Sql LIKE problem

[Tenaciousmug]

$sql = "SELECT softwareID,softwareName,softwareType,softwareDesc,softwarePath,ITOnly FROM software WHERE softwareName LIKE '%($searchSoftware)%' ORBER BY softwareName";
$result = mysqli_query($cxn,$sql) or die(mysqli_error());

 

There is something wrong with my LIKE statement because it's not pulling it since I'm either formatting it wrong or something.

Can anyone catch it?

[litebearer]

a wild guess, but try removing the parens surrounding the LIKE

[Psycho]

a wild guess, but try removing the parens surrounding the LIKE

 

No, that's not it. You need to use curly braces {} around the variable $searchSoftware, NOT parens ()

 

$sql = "SELECT softwareID, softwareName, softwareType, softwareDesc, softwarePath, ITOnly
        FROM software
        WHERE softwareName LIKE '%{$searchSoftware}%'
        ORBER BY softwareName";
$result = mysqli_query($cxn, $sql) or die(mysqli_error());

[Tenaciousmug]

Ah it's still not working, but I did fix that.

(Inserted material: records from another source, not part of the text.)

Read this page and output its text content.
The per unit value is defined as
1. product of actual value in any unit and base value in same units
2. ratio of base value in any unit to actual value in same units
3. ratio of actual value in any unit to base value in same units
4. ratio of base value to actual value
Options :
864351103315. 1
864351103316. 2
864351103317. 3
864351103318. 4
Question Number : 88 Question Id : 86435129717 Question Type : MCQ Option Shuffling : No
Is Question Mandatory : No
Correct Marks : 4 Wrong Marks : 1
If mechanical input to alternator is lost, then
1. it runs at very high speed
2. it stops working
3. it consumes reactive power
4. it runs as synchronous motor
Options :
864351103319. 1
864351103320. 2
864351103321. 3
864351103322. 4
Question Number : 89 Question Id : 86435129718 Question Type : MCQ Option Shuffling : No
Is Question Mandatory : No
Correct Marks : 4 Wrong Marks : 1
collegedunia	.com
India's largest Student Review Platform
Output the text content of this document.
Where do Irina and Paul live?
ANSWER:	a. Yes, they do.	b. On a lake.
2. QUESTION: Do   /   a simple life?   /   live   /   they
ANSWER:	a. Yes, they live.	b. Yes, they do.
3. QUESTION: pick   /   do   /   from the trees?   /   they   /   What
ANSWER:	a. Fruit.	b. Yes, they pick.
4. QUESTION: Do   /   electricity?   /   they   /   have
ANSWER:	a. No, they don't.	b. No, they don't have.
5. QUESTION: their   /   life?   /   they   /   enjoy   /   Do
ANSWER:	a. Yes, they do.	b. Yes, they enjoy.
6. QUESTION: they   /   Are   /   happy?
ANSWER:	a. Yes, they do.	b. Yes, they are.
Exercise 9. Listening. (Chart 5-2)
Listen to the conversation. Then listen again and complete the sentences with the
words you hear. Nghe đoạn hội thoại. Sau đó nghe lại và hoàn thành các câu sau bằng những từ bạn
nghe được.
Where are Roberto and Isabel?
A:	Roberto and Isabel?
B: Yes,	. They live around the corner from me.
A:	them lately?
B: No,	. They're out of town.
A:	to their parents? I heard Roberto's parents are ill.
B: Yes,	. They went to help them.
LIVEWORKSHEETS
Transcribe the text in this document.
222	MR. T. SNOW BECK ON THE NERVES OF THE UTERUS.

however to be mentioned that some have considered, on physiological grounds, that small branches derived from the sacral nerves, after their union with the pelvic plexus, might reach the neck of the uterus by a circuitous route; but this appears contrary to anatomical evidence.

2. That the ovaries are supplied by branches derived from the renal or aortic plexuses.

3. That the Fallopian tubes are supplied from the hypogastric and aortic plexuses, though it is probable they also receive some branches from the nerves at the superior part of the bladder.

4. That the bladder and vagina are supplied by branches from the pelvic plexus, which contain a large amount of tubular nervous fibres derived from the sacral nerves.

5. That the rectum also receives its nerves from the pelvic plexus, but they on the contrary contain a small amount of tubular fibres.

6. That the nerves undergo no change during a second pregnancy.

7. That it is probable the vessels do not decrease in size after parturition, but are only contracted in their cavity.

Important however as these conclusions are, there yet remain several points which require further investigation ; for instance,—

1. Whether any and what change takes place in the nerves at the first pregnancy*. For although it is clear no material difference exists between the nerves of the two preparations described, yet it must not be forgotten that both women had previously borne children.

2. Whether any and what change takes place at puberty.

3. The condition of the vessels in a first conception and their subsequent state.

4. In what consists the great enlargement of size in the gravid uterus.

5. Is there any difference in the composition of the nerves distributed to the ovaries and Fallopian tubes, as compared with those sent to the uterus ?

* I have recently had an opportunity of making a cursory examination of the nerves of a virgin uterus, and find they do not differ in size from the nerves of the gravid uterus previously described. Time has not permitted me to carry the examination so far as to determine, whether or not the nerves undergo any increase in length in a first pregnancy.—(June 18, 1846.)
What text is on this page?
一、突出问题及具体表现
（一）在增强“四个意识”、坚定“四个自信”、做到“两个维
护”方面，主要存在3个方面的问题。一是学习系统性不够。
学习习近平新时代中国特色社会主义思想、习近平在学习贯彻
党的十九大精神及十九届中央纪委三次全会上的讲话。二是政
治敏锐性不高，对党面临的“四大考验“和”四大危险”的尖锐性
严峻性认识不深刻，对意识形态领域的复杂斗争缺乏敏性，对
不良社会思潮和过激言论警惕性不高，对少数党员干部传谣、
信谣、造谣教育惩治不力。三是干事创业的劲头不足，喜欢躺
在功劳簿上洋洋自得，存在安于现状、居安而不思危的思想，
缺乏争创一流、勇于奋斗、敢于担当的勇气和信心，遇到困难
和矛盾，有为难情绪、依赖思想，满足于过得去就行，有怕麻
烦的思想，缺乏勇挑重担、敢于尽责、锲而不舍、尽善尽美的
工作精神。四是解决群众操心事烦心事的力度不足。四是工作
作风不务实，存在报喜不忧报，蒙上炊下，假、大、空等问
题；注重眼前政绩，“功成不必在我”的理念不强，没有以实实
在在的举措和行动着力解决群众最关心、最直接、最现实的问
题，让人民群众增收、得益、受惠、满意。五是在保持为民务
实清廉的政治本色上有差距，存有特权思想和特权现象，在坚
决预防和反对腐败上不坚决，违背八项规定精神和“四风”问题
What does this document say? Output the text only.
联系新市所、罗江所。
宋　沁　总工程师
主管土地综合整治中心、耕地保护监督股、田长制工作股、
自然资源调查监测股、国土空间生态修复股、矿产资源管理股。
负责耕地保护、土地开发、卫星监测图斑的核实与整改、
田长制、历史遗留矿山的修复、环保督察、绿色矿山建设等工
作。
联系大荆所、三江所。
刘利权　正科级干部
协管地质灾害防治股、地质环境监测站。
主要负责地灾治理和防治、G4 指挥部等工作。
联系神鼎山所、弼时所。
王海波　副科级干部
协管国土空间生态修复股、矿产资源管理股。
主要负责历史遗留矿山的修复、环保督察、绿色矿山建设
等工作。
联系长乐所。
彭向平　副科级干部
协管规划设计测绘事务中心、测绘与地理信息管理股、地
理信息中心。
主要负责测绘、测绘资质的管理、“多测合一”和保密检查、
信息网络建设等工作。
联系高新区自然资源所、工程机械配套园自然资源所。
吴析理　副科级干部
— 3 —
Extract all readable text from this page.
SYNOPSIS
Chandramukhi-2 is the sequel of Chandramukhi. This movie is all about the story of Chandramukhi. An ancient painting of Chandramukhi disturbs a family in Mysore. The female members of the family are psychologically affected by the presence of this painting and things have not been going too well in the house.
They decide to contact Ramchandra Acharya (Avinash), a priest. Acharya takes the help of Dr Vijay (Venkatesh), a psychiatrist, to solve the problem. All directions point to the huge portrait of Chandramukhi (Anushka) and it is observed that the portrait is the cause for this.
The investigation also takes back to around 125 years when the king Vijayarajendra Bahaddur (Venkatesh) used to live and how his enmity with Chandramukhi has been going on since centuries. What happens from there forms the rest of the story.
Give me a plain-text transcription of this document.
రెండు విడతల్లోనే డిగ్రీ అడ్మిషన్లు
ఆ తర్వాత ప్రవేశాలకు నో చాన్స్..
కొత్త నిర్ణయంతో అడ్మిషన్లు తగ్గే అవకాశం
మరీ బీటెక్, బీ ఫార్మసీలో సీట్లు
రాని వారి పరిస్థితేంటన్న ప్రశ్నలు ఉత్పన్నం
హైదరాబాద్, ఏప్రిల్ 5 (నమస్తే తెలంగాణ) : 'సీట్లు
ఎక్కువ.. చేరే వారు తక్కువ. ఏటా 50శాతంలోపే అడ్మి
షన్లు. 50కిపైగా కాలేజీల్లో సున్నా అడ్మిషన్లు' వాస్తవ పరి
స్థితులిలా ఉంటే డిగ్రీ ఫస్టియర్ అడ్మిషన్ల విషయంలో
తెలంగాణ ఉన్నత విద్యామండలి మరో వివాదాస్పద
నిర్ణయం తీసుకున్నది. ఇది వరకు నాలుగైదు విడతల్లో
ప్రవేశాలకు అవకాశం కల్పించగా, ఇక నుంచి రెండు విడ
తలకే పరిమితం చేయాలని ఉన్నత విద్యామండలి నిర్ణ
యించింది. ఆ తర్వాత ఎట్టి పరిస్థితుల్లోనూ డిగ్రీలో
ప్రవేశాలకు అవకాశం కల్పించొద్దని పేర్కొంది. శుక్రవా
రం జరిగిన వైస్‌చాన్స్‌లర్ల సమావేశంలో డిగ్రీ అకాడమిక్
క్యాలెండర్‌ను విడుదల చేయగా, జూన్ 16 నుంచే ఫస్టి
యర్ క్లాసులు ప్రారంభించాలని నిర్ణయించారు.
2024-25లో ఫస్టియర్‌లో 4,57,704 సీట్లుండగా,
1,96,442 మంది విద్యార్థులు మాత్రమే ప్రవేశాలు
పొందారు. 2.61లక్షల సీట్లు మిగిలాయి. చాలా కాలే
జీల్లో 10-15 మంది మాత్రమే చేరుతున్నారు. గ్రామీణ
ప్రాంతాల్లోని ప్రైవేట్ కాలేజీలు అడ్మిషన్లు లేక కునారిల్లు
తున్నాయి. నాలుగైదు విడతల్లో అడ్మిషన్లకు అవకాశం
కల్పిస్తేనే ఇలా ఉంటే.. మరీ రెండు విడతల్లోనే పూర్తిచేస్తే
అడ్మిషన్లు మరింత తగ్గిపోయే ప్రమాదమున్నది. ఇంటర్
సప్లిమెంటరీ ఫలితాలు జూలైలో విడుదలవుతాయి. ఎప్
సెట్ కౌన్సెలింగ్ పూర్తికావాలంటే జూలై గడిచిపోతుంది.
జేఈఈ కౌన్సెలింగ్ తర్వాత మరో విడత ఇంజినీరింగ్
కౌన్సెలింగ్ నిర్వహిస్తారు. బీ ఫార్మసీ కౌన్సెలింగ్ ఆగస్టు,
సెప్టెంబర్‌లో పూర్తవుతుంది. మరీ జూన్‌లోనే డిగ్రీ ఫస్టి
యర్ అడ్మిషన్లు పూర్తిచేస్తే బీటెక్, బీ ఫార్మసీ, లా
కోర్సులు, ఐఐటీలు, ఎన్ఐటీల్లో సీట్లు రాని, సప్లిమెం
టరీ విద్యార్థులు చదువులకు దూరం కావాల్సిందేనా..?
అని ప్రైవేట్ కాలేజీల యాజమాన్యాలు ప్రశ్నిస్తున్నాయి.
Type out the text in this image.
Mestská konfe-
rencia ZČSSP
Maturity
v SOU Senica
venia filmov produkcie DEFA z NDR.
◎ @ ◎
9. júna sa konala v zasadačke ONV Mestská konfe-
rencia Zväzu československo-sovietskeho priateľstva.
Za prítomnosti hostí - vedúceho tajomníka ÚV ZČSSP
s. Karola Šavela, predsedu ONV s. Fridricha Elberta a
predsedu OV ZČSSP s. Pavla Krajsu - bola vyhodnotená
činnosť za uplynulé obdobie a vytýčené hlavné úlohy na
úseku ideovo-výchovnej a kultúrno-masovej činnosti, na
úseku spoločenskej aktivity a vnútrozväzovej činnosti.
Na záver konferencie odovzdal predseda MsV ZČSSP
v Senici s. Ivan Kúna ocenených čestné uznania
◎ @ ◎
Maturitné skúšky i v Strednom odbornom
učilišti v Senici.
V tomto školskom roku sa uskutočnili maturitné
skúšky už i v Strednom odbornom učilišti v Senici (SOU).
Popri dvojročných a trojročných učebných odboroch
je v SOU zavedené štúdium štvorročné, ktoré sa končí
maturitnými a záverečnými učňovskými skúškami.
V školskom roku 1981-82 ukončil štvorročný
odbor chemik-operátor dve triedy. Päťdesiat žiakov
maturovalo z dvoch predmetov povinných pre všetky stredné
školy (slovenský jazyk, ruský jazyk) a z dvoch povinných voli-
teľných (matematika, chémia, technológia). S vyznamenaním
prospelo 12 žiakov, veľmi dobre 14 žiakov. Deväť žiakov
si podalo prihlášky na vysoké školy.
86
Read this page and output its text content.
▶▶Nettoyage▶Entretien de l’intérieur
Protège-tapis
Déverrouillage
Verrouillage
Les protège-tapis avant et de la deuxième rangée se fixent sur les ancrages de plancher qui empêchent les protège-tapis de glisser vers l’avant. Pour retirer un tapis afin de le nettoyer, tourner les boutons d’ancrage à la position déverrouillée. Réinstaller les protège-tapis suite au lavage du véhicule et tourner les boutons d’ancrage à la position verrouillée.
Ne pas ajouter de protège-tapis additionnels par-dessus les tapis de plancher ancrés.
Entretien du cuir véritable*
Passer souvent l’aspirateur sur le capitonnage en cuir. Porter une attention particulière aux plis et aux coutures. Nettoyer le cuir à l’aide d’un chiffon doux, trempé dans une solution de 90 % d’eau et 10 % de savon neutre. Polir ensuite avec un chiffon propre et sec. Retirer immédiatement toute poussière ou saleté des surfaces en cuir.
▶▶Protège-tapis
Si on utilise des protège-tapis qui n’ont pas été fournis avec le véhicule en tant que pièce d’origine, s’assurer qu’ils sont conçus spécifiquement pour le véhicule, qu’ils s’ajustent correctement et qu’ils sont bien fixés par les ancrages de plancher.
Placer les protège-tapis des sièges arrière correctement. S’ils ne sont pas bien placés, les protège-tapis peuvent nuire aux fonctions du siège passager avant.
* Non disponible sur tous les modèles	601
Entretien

[15-Jan-2012 12:13:03] PHP Warning:  mysqli_error() expects exactly 1 parameter, 0 given in /home1/elvonica/public_html/intellectproductions/james/search_software.php on line 13

 

Which is where the result variable is. So it's not returning anything, but when I put that in the sql statement in the phpmyadmin, it gives me the result I want. Of course, I change the LIKE '%{$searchSoftware}%' to LIKE '%hatch%'.

 

EDIT

Nvm. I'm dumb. xD I spelled ORDER BY wrong. Thank you!!!!